XML Deserialize with UTF-8 encoding

XML Deserialize with UTF-8 encoding - c#

I already searched a lot today about this and I can't find how to Deserialize with UTF-8 encoding.
<?xml version="1.0" encoding="UTF-8"?>
<AvailabilityRequestV2 xmlns="" xmlns:xsi="http://www.w3.org/2001/XMLSchema- instance"
siteid="0000"
apikey="0000"
async="false" waittime="0">
<Type>4</Type>
<Id>159266</Id>
<Radius>0</Radius>
<Latitude>0</Latitude>
<Longitude>0</Longitude>
</AvailabilityRequestV2>
If I try this
string xmlString = File above;
XmlSerializer serializer = new XmlSerializer(typeof(AvailabilityRequestV2));
AvailabilityRequestV2 request = (AvailabilityRequestV2)serializer.Deserialize(
new MemoryStream(Encoding.UTF8.GetBytes(xmlString)));
If I put in debugging mode the mouse over request I get this:
{<?xml version="1.0" encoding="utf-16"?><AvailabilityRequestV2
xmlns:xsi="http://www.w3.org/2001/XMLSchema-instance"
xmlns:xsd="http://www.w3.org/2001/XMLSchema"
..................
How can I force to be UTF-8 ?
I only saw to Serialize, but Deserialize I didn't.

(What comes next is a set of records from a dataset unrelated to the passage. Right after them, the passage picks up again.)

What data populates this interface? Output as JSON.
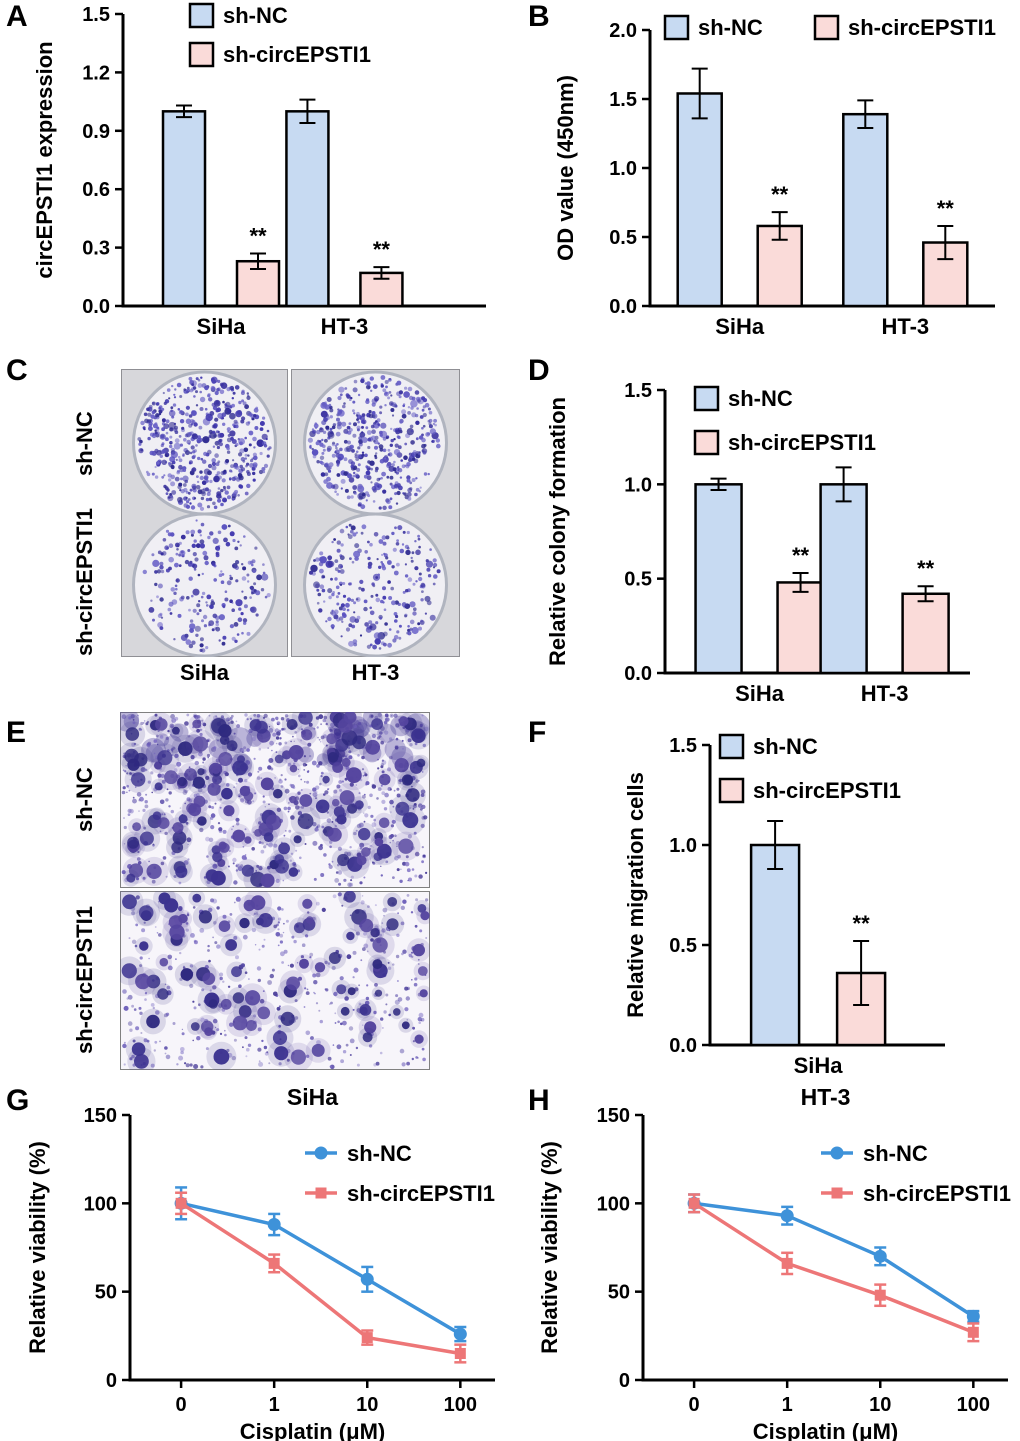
{
  "colors": {
    "bar_blue": "#c7daf2",
    "bar_pink": "#fadbd9",
    "line_blue": "#3e92d9",
    "line_red": "#ed7677",
    "colony_stain": "#443bb0"
  },
  "panels": {
    "A": "A",
    "B": "B",
    "C": "C",
    "D": "D",
    "E": "E",
    "F": "F",
    "G": "G",
    "H": "H"
  },
  "panel_c": {
    "rows": [
      "sh-NC",
      "sh-circEPSTI1"
    ],
    "cols": [
      "SiHa",
      "HT-3"
    ]
  },
  "panel_e": {
    "rows": [
      "sh-NC",
      "sh-circEPSTI1"
    ]
  },
  "chart_data": [
    {
      "id": "A",
      "type": "bar",
      "ylabel": "circEPSTI1 expression",
      "xlabel": "",
      "categories": [
        "SiHa",
        "HT-3"
      ],
      "series": [
        {
          "name": "sh-NC",
          "color": "#c7daf2",
          "values": [
            1.0,
            1.0
          ],
          "errors": [
            0.03,
            0.06
          ]
        },
        {
          "name": "sh-circEPSTI1",
          "color": "#fadbd9",
          "values": [
            0.23,
            0.17
          ],
          "errors": [
            0.04,
            0.03
          ]
        }
      ],
      "significance": [
        "**",
        "**"
      ],
      "ylim": [
        0,
        1.5
      ],
      "yticks": [
        "0.0",
        "0.3",
        "0.6",
        "0.9",
        "1.2",
        "1.5"
      ],
      "legend_position": "top-left-vertical",
      "grid": false
    },
    {
      "id": "B",
      "type": "bar",
      "ylabel": "OD value (450nm)",
      "xlabel": "",
      "categories": [
        "SiHa",
        "HT-3"
      ],
      "series": [
        {
          "name": "sh-NC",
          "color": "#c7daf2",
          "values": [
            1.54,
            1.39
          ],
          "errors": [
            0.18,
            0.1
          ]
        },
        {
          "name": "sh-circEPSTI1",
          "color": "#fadbd9",
          "values": [
            0.58,
            0.46
          ],
          "errors": [
            0.1,
            0.12
          ]
        }
      ],
      "significance": [
        "**",
        "**"
      ],
      "ylim": [
        0,
        2.0
      ],
      "yticks": [
        "0.0",
        "0.5",
        "1.0",
        "1.5",
        "2.0"
      ],
      "legend_position": "top-horizontal",
      "grid": false
    },
    {
      "id": "D",
      "type": "bar",
      "ylabel": "Relative colony formation",
      "xlabel": "",
      "categories": [
        "SiHa",
        "HT-3"
      ],
      "series": [
        {
          "name": "sh-NC",
          "color": "#c7daf2",
          "values": [
            1.0,
            1.0
          ],
          "errors": [
            0.03,
            0.09
          ]
        },
        {
          "name": "sh-circEPSTI1",
          "color": "#fadbd9",
          "values": [
            0.48,
            0.42
          ],
          "errors": [
            0.05,
            0.04
          ]
        }
      ],
      "significance": [
        "**",
        "**"
      ],
      "ylim": [
        0,
        1.5
      ],
      "yticks": [
        "0.0",
        "0.5",
        "1.0",
        "1.5"
      ],
      "legend_position": "top-left-vertical",
      "grid": false
    },
    {
      "id": "F",
      "type": "bar",
      "ylabel": "Relative migration cells",
      "xlabel": "",
      "categories": [
        "SiHa"
      ],
      "series": [
        {
          "name": "sh-NC",
          "color": "#c7daf2",
          "values": [
            1.0
          ],
          "errors": [
            0.12
          ]
        },
        {
          "name": "sh-circEPSTI1",
          "color": "#fadbd9",
          "values": [
            0.36
          ],
          "errors": [
            0.16
          ]
        }
      ],
      "significance": [
        "**"
      ],
      "ylim": [
        0,
        1.5
      ],
      "yticks": [
        "0.0",
        "0.5",
        "1.0",
        "1.5"
      ],
      "legend_position": "top-left-vertical",
      "grid": false
    },
    {
      "id": "G",
      "type": "line",
      "title": "SiHa",
      "xlabel": "Cisplatin (μM)",
      "ylabel": "Relative viability (%)",
      "categories": [
        "0",
        "1",
        "10",
        "100"
      ],
      "series": [
        {
          "name": "sh-NC",
          "color": "#3e92d9",
          "marker": "circle",
          "values": [
            100,
            88,
            57,
            26
          ],
          "errors": [
            9,
            6,
            7,
            4
          ]
        },
        {
          "name": "sh-circEPSTI1",
          "color": "#ed7677",
          "marker": "square",
          "values": [
            100,
            66,
            24,
            15
          ],
          "errors": [
            6,
            5,
            4,
            5
          ]
        }
      ],
      "ylim": [
        0,
        150
      ],
      "yticks": [
        "0",
        "50",
        "100",
        "150"
      ],
      "legend_position": "inside-right",
      "grid": false
    },
    {
      "id": "H",
      "type": "line",
      "title": "HT-3",
      "xlabel": "Cisplatin (μM)",
      "ylabel": "Relative viability (%)",
      "categories": [
        "0",
        "1",
        "10",
        "100"
      ],
      "series": [
        {
          "name": "sh-NC",
          "color": "#3e92d9",
          "marker": "circle",
          "values": [
            100,
            93,
            70,
            36
          ],
          "errors": [
            5,
            5,
            5,
            3
          ]
        },
        {
          "name": "sh-circEPSTI1",
          "color": "#ed7677",
          "marker": "square",
          "values": [
            100,
            66,
            48,
            27
          ],
          "errors": [
            5,
            6,
            6,
            5
          ]
        }
      ],
      "ylim": [
        0,
        150
      ],
      "yticks": [
        "0",
        "50",
        "100",
        "150"
      ],
      "legend_position": "inside-right",
      "grid": false
    }
  ]
}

You can use a StreamReader and specify UTF-8, you can also tell it to use the BOM if present:
using (StreamReader reader = new StreamReader("my.xml",Encoding.UTF8,true)) {
XmlSerializer serializer = new XmlSerializer(typeof(SomeType));
object result = serializer.Deserialize(reader);
}
I'm unsure what happens when the XML reader however encounters the encoding="utf-16" directive within the XML, it may switch over.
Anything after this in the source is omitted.